First to the financial abuses in Healthcare; in the US the healthcare sector accounts for 35% of the economy so it’s a huge animal. Back in the 90s, Global Purchasing Organisations or GPOs were set up to streamline purchasing and reduce costs. What began as a good idea soon took on a life of its own and the GPOs now have their hands on the throats of healthcare. Of the $3 trillion that is spent on Healthcare purchasing, one third of that goes to the GPOs.

“It’s a monopoly and because of lack of transparency, near impossible to unravel”

The near impossible line guaranteed Phil’s interest and determination to investigate. He went in deep and documented the healthcare software systems across the US.

“There are hundreds of thousands of systems and I managed to thread them together.”

Phil put his theories into practice for the Lorna Linda University Medical Centre in California

where he averaged previously unheard-of savings of 79%. The really key point to these savings is that these did not impact doctor/nurse/patient outcomes, just the technology.

Phil is basically a man with a target on his back as a result, but he’s going to fix it. And the things he has learnt in tackling the behemoth that is the US healthcare will provide the same focus he is bringing to protect his country, hence his association with those threeletter-acronym named organisations.

And that is where his allegiance to Dragonchain emerges.

“Dragonchain has some magic of its own.”

Phil’s skill lies in tying together disparate systems and predicting events in advance. He did it when he interrogated the Kmart supply chains, then the biggest retailer in the States, as part of one of his first engagements. He did not just look backwards; he used the data to predict future sales. He knew that the customers were going to buy even before they knew themselves.

He formed his company Cloudface on the basis of this research. Today Cloudface and Dragonchain are interchangeable and even the terminology is shared. Digital Fortress can be equally applied to both organisations.

“Most blockchains can’t handle complexity, it’s a hot mess. Try taking a large organisation and running it on blockchain and it doesn’t work. But when I saw Dragonchain and Joe (Roetts) showed me some of his patents, I went aha this works.

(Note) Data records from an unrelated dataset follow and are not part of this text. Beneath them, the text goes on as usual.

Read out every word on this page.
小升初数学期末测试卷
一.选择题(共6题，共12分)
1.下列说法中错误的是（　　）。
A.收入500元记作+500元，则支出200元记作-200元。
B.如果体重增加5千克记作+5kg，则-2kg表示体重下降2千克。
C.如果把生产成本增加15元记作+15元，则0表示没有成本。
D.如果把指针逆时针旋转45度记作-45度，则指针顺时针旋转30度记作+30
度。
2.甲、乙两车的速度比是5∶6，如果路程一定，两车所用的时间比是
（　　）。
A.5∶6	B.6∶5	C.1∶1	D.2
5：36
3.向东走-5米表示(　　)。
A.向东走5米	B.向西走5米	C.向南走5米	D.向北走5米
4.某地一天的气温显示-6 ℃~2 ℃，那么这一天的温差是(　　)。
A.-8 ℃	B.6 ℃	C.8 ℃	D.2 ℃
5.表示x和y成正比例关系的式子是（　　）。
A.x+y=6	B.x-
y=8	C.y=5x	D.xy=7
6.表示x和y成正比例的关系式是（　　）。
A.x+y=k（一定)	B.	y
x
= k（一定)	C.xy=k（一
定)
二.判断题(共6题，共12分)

“Interoperability is key for complex organisations and that’s where Dragonchain works; it’s easy to use and scalable.”

That impressed him, that and the seven layers of quantum security. The quantum layer was brought in by Phil and uses a quantum proof cyber solution. It’s so complex it includes unhackable algorithms to produce numeric chains so long they circle the earth a billion times. The seventh layer refers to the cost of unpicking a blockchain which currently resides in the $4 billion a year making it utterly uneconomic to steal or change historic data.

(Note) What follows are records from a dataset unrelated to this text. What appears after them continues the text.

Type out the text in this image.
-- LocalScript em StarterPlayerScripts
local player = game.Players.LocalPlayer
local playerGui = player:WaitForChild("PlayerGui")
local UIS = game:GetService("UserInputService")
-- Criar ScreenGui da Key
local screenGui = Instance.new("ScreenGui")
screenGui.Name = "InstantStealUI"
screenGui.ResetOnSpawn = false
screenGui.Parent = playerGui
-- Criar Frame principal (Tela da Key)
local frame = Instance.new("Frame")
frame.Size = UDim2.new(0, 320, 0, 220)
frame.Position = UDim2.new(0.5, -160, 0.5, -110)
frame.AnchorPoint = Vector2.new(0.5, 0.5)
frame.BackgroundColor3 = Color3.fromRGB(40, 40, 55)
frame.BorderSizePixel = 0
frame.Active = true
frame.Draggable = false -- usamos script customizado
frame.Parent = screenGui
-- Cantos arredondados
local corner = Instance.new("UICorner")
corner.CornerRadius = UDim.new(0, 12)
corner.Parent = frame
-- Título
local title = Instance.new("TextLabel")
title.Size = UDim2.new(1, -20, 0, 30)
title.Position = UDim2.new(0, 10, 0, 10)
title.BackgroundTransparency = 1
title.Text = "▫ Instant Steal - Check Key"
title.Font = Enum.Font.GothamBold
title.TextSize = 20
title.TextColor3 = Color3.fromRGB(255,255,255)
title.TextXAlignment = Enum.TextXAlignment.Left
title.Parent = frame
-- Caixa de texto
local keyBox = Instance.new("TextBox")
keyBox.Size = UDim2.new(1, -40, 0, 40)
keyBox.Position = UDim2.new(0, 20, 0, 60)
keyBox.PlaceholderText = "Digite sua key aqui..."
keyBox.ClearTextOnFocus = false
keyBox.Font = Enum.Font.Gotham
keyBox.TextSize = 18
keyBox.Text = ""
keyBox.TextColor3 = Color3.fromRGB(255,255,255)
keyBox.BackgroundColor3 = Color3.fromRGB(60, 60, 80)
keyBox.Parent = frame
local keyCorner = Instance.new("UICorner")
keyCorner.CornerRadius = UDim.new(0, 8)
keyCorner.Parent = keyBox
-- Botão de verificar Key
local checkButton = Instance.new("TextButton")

“Basically Dragonchain is unstoppable which is why healthcare and government agencies are looking at it.”

Phil has spent his life explaining that all software is bad and all technology platforms fail. He is the Ender guy after all, but to him Dragonchain is perfect.

“Even if hackers try and change your date, you can recreate it again on Dragonchain.”

His thesis was on why technology is not working and how to run companies without complex software. He argued the more complex the software, the more reliant the company and the easier it is to hack.

“However, all software comes back to Excel files, even complex ERP software. You want to know where a customer lives and you follow a search route back to an Excel spreadsheet and locate it.”

As far as Phil is concerned Dragonchain has the whole enchilada wrapped up.

He argues that many of the blockchains out there are going to fall by the wayside. In fact, he states that some blockchains are already doing that, but rather than admit their failure, they are bringing in Dragonchain instead. In fact, there is a rather big name doing just that now. True to form, Phil tells me the secret but not before I agree not to reveal it. If this is indeed the case, it’ll make big headlines when it comes out.